Before we left Memorial Point, Henry put us all to work rigging up some more of his infernal apparatus. From his duffel bag he took two round objects about the size of overcoat buttons and taped them to the underside of the cannon, where they couldn't be seen.

"What are these things, Henry?" asked Freddy.

"They're silicon infrared detectors," said Henry. "They're very sensitive to small changes in temperature. If anybody comes near the cannon, the heat of his body will be enough to set up a small electric current in them. We can use that current to trigger a circuit and start a radiosonde beacon sending out a signal. If we keep a receiver turned on back at the clubhouse, we can record that signal on a graph. If anybody comes nosing around here, we'll know when he came and how long he stayed."

"How'll we know who it is?" asked Dinky.

"I brought along some infrared film," Henry explained. "We can rig up a camera in the same circuit and get a pretty good picture even in the dark -- probably good enough so we can recognize who was here."

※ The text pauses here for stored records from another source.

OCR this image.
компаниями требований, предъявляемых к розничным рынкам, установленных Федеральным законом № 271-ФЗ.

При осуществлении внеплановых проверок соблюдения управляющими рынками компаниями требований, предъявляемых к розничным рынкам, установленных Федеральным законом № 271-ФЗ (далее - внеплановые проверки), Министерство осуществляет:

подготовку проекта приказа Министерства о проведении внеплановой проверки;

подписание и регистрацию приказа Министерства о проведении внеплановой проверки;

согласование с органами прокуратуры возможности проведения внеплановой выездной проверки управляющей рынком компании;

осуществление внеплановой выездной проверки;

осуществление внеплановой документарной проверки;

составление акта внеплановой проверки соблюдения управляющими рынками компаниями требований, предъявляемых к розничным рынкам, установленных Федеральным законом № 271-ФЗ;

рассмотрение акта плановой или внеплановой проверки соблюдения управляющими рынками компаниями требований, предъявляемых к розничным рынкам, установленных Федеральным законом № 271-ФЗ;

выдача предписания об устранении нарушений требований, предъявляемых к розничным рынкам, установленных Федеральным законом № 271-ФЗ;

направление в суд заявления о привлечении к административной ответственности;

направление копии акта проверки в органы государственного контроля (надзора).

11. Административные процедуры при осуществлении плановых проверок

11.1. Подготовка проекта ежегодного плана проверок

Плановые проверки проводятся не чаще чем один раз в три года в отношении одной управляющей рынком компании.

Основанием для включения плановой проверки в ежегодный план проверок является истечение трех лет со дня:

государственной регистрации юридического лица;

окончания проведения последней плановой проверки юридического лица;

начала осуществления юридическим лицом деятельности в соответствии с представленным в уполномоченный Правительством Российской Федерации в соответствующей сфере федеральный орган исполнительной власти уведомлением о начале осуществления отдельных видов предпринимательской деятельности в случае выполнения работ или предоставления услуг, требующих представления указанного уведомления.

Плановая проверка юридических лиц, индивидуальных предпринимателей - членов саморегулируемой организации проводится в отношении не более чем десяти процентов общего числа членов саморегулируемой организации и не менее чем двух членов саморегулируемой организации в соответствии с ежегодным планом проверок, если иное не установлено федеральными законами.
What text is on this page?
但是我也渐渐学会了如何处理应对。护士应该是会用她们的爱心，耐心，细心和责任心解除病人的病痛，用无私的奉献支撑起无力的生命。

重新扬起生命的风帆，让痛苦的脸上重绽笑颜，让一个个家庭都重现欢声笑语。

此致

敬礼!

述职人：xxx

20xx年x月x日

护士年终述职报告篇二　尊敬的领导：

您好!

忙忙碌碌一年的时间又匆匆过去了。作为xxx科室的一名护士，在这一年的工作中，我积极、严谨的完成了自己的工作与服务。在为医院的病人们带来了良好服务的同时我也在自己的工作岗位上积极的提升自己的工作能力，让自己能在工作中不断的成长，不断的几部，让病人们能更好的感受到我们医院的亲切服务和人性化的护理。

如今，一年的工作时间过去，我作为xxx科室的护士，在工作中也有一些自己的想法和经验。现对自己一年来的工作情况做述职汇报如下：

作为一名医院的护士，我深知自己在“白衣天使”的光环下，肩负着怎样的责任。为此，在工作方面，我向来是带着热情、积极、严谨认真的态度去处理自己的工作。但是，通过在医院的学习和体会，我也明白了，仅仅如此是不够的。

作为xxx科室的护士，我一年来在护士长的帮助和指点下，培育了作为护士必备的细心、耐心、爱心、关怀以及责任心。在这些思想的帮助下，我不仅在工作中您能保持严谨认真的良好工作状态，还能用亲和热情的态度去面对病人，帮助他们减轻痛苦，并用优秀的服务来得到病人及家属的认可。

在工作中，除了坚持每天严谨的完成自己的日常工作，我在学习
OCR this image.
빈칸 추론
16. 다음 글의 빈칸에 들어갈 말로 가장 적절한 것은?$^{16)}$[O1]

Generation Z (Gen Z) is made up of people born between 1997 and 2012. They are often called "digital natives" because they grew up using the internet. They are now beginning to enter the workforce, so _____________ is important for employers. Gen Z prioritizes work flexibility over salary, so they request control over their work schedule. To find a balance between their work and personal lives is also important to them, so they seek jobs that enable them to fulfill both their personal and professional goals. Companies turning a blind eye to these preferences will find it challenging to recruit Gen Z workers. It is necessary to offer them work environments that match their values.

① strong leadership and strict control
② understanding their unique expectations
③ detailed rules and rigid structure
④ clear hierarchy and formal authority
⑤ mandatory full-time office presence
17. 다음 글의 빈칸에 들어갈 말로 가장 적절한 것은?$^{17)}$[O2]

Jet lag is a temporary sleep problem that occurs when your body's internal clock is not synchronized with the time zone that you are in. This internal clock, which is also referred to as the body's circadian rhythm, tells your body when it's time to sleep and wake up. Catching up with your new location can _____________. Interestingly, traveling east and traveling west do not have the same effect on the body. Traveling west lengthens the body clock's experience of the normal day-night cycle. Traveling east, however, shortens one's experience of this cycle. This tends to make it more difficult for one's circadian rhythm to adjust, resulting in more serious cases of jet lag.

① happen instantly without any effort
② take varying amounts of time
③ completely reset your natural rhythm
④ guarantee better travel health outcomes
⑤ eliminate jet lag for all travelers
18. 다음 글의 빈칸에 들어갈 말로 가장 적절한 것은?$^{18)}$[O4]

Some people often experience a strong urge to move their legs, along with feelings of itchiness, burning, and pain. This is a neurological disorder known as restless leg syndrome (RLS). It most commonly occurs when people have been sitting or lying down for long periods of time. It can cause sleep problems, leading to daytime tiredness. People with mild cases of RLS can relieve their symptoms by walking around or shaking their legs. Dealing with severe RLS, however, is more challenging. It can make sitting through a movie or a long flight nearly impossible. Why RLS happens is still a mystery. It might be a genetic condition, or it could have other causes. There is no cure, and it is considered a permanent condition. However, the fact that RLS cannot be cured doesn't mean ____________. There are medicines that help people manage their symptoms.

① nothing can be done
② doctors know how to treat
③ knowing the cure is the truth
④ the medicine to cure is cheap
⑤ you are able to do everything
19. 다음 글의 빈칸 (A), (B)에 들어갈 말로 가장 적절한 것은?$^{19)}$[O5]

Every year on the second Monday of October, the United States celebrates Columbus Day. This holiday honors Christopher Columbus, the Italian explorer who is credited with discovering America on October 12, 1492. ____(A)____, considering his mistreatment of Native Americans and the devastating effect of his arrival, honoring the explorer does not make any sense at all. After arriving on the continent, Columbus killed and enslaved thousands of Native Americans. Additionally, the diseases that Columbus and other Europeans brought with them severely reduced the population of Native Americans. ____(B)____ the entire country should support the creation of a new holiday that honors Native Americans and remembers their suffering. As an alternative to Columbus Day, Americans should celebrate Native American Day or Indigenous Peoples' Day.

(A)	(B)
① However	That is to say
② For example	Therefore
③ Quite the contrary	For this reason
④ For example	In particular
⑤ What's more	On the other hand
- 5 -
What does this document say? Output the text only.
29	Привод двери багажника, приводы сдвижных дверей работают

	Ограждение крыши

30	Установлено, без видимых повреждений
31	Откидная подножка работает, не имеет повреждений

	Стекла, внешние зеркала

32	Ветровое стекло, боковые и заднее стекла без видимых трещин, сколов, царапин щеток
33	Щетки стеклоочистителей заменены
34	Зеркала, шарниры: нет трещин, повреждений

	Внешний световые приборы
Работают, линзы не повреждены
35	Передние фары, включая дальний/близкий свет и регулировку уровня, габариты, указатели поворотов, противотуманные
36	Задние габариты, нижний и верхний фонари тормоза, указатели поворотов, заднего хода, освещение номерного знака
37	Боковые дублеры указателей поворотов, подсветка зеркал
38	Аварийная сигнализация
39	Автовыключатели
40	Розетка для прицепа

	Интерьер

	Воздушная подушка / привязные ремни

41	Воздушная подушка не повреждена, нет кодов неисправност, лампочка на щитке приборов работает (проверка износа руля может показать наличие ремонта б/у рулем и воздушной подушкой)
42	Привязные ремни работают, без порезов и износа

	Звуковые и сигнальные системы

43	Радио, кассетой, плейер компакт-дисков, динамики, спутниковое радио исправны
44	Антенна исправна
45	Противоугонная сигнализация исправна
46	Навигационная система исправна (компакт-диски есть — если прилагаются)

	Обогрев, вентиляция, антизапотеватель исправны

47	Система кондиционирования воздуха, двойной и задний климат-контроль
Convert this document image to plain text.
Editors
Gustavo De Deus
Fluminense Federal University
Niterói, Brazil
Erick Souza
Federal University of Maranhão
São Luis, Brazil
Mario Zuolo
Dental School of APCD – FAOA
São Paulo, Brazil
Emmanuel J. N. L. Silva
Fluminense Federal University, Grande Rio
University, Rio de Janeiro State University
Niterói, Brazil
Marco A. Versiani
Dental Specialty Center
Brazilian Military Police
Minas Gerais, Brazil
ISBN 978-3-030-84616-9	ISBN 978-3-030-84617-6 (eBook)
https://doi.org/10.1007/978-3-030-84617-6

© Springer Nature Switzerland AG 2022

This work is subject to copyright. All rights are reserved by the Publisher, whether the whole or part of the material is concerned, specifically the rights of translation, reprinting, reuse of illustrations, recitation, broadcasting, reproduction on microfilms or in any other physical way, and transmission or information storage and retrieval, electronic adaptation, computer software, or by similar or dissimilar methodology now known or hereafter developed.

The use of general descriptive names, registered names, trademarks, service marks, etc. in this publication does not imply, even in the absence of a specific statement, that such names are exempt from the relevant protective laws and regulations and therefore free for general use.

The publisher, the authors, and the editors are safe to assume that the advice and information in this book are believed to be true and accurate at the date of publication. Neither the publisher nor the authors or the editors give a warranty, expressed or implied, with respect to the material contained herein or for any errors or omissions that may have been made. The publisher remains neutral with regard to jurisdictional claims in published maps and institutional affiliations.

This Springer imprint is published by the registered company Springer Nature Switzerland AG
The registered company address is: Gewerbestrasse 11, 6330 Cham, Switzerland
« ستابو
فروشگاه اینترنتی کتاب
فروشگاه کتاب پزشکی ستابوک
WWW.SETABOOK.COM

"Jeepers!" said Freddy. "You scientists think of everything."

We wired the circuit so the radio beacon and the camera were hidden in a tree back of the cannon, and went back to the clubhouse.

Mortimer developed the pictures Henry had taken as soon as we got back to our lab. We all crowded around Henry as he peered at the negatives over a light box. The first two didn't seem to have anything at all on them. But the third negative showed something leaning against the wall of the cannon's chamber that looked like the leather handle on an old satchel.

"We'll have to enlarge this one and get a good, clear print," Henry said. "I think I see something interesting here."

Mortimer stuck the negative in the enlarger and turned out all the lights in the lab. He blew it up as big as he could, and we all held our breath as he brought it into focus. When he got it good and sharp, we could all see what Henry was talking about. The outline of the handle was very clear, and right beneath it, on the top of the satchel, was a metal name-plate. You could make out the initials easily. They were E.M.S.

The next morning we were all at the clubhouse early for a strategy meeting. Mortimer was over in the corner where we have all our ham radio gear set up, checking the ink trace on the oscillograph we had hooked up to our receiver. He pointed to a place where the needle had made a jagged line on the graph paper. "Someone was out there by the cannon about midnight," he said excitedly.

"I'll bet Harmon went back out there after we left," said Jeff.

"Let's go out there and see if we got a picture of him," said Henry. "Maybe we can tell who it was."

Just then the needle on the recorder started to jiggle again. We all looked at it for a minute, and it gave me a funny feeling. There was somebody up by the cannon, thinking he was all alone, and here we were, about five miles away, practically watching his every move on a piece of paper.

Mortimer turned up the volume on the receiver. We could hear the
beep, beep, beep
of the radio beacon every time the visitor moved near the cannon.

"Let's get out there!" said Homer. "We ought to find out who it is."

"Maybe we should have bugged it with a microphone," Mortimer declared, "so we could listen in on what they're saying."

"Maybe it's just a couple of old cows having a bull session," said Dinky to Freddy Muldoon.

"That's all right," observed Freddy, with the back of his hand to his face. "Mortimer digs that stuff. He could understand what they're saying!"

It was still early morning when we got out to Memorial Point and hid our bicycles in the brush. We split up into two groups for the climb up the hill, so we could approach the clearing from both sides.